Earning A Living As An Artist: No One Works Best On An Empty Stomach With Bruce McKaig
The creativity that drives an artist can also help pay the bills. After examining historical myths, systemic practices, and social expectations that imply this is not true, the workshop will cover basic tools, resources, and strategies to help bridge the gap between work and income. Specifics include but are not limited to pricing, marketing, revenue streams (sales, grants, residencies, etc.). It will examine both sides of the financial challenge: garnering resources an artist needs without spending a fortune, and earning a decent living, to be determined by each artist. The workshop includes a Q&A section to collectively brainstorm on individual challenges. Appropriate for all ages and career levels.
About Bruce
Bruce McKaig has been a visual artist for over thirty years, living in North and South America, Europe, Siberia, and India. Initially using photography, his practice also explores sculpture, time-based, performance, and advocacy work on art and socioeconomic issues. He has been awarded numerous private and public grants from the City of Paris, Washington DC, and Baltimore MD. He has participated in over forty-five solo and two hundred group exhibitions since 1980 and has works in museum collections in the USA, France, and Guatemala.
Bruce has taught art in universities, museums, and community centers, working with the general public, senior citizens, autistic teenagers, and incarcerated psychiatric patients. He has over ten years experience in teaching the arts to children ages 5 through 12. He regularly lectures and writes on photography, and has curated group and solo exhibitions of other artists’ work since 1988.
Since 2000, he has devoted time to public art projects and advocating for ethical funding policies in the arts and across all industries. Bruce was a 2016 New Economy Maryland Fellow with the Institute for Policy Studies, working on funding policies and practices in the arts. He received the 2016 Crusade for Art Engagement Grant to build a barter network between artists and tradespeople in Baltimore.

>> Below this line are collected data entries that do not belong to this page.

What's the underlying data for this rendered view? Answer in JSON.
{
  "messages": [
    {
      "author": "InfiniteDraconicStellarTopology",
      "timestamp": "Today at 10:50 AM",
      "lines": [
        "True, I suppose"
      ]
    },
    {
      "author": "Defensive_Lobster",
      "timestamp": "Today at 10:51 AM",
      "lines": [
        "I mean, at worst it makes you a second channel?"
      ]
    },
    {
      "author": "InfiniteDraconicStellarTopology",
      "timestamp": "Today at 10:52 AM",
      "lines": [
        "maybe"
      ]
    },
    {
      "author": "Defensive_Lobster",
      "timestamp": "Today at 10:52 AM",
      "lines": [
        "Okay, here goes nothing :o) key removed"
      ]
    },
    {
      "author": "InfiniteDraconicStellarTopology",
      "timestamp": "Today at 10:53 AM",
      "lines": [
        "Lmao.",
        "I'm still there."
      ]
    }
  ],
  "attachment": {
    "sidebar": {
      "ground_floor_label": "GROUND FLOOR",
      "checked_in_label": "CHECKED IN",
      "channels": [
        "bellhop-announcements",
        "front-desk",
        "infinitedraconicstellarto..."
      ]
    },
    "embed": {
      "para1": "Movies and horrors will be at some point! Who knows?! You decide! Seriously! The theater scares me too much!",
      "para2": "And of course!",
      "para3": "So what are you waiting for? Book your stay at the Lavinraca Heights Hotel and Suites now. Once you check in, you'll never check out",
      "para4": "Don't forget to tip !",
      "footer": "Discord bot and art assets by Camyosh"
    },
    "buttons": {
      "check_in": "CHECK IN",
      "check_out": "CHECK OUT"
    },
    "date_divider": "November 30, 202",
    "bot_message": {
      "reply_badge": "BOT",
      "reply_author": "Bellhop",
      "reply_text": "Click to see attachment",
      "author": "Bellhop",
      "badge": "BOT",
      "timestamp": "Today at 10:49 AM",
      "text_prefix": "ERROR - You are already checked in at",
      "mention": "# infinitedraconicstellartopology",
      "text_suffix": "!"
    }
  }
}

He was awarded a 2018 Mayor’s Individual Artist Grant from the City of Baltimore, for his work on art and labor practices. During his Equal Justice Residency in 2018 at the Santa Fe Art Institute, Bruce used photography, videography, writing, performance and Social Practices to investigate methods of measuring and compensating workers for their presence and contributions to communities at large.
He currently teaches in the Art & Art History Department at Georgetown University and lives in East Baltimore.